The Los Angeles Times obituary noted that Shaughnessy wasn’t just a popular drummer. He was a ground-breaking advocate of bebop who studied international and cutting-edge music as he developed his swinging style.
Always open to teaching as well as learning, he taught over 600 music clinics to students in both high schools and colleges.
In a 2012 interview with JazzWax blogger Marc Myers, the accessible Shaughnessy talked deeply about his early influences and growing up in the Great Depression:
“I was always listening to the radio…I used to go down in our basement and practice on a muffled set of drums. My dad had brought them home when a guy who had owed him $20 paid him back that way.”
Little did the guy know that his unusual method of debt repayment would lead to a historic career.

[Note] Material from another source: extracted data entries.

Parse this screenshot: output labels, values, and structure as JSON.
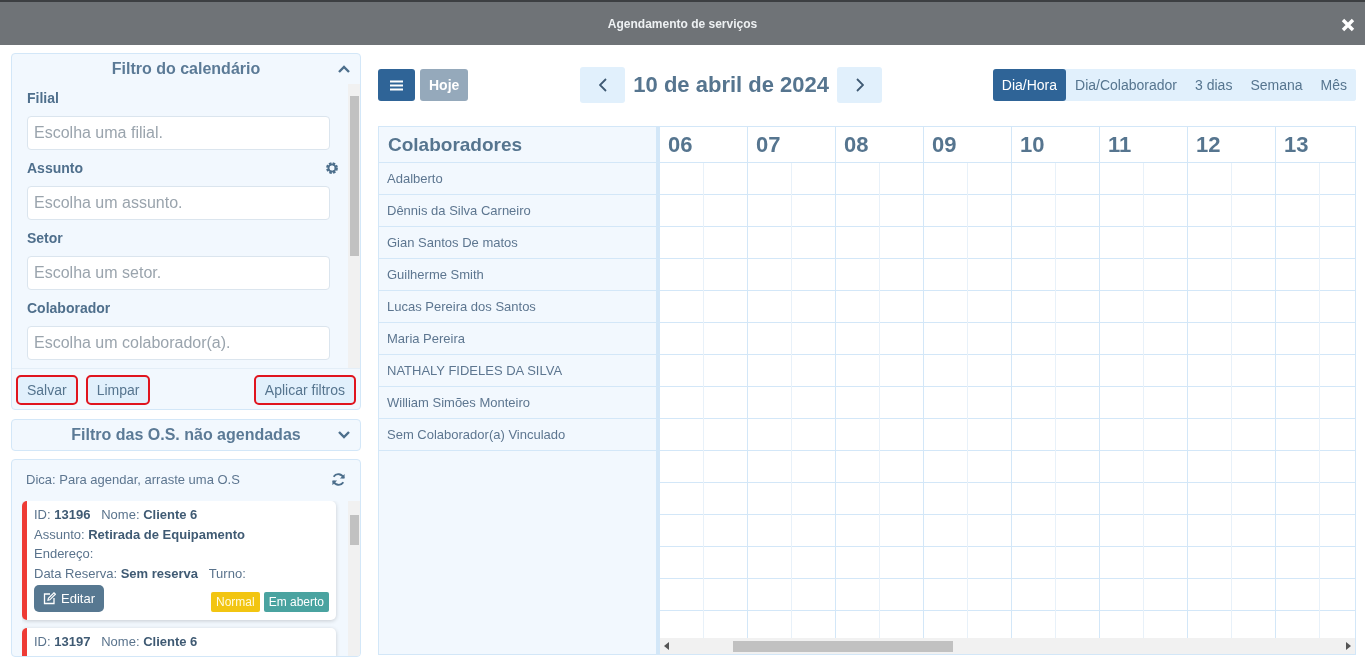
{
  "window": {
    "title": "Agendamento de serviços"
  },
  "calendar_filter": {
    "title": "Filtro do calendário",
    "expanded": true,
    "fields": [
      {
        "label": "Filial",
        "placeholder": "Escolha uma filial.",
        "settings": false
      },
      {
        "label": "Assunto",
        "placeholder": "Escolha um assunto.",
        "settings": true
      },
      {
        "label": "Setor",
        "placeholder": "Escolha um setor.",
        "settings": false
      },
      {
        "label": "Colaborador",
        "placeholder": "Escolha um colaborador(a).",
        "settings": false
      }
    ],
    "buttons": [
      {
        "label": "Salvar",
        "highlighted": true
      },
      {
        "label": "Limpar",
        "highlighted": true
      },
      {
        "label": "Aplicar filtros",
        "highlighted": true
      }
    ]
  },
  "os_filter": {
    "title": "Filtro das O.S. não agendadas",
    "expanded": false
  },
  "unscheduled": {
    "hint": "Dica: Para agendar, arraste uma O.S",
    "orders": [
      {
        "lines": [
          "ID: **13196**   Nome: **Cliente 6**",
          "Assunto: **Retirada de Equipamento**",
          "Endereço:",
          "Data Reserva: **Sem reserva**   Turno:"
        ],
        "edit_label": "Editar",
        "tags": [
          {
            "label": "Normal",
            "color": "#f2c511"
          },
          {
            "label": "Em aberto",
            "color": "#4aa3a0"
          }
        ]
      },
      {
        "lines": [
          "ID: **13197**   Nome: **Cliente 6**"
        ]
      }
    ]
  },
  "toolbar": {
    "today": "Hoje",
    "date": "10 de abril de 2024",
    "views": [
      {
        "label": "Dia/Hora",
        "selected": true
      },
      {
        "label": "Dia/Colaborador",
        "selected": false
      },
      {
        "label": "3 dias",
        "selected": false
      },
      {
        "label": "Semana",
        "selected": false
      },
      {
        "label": "Mês",
        "selected": false
      }
    ]
  },
  "schedule": {
    "resource_header": "Colaboradores",
    "hours": [
      "06",
      "07",
      "08",
      "09",
      "10",
      "11",
      "12",
      "13"
    ],
    "rows": [
      "Adalberto",
      "Dênnis da Silva Carneiro",
      "Gian Santos De matos",
      "Guilherme Smith",
      "Lucas Pereira dos Santos",
      "Maria Pereira",
      "NATHALY FIDELES DA SILVA",
      "William Simões Monteiro",
      "Sem Colaborador(a) Vinculado"
    ]
  }
}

In addition to being a highly successful jazz drummer, Shaughnessy was well-known for being approachable by young musicians who wanted to learn. As a result, I can only post a tiny sample of the outpouring of tweets left by admirers — many of whom had the honor of meeting with and talking to him:
— Dean Butterworth (@DeanButterBeatz) May 25, 2013
RIP Ed Shaughnessy. Thanks for being so nurturing encouraging to a kid who, at the time, really didn’t have a clue. twitter.com/brianstephens/…
— Brian Stephens (@brianstephens) May 25, 2013
We are incredibly sad to have lost a ProMark family member Mr Ed Shaughnessy. He was a true talent and will be missed.ow.ly/i/2cCeO
— ProMarkSticks (@ProMarkSticks) May 25, 2013
Rest in Peace to the great Ed Shaughnessy. He’s 80 in this pic and I’m 34 (4.5 yrs ago) and he was brilliant. twitter.com/jwdoyle/status…
— James W Doyle (@jwdoyle) May 25, 2013
The lessons he left for younger generations means that Ed Shaughnessy’s legacy won’t die.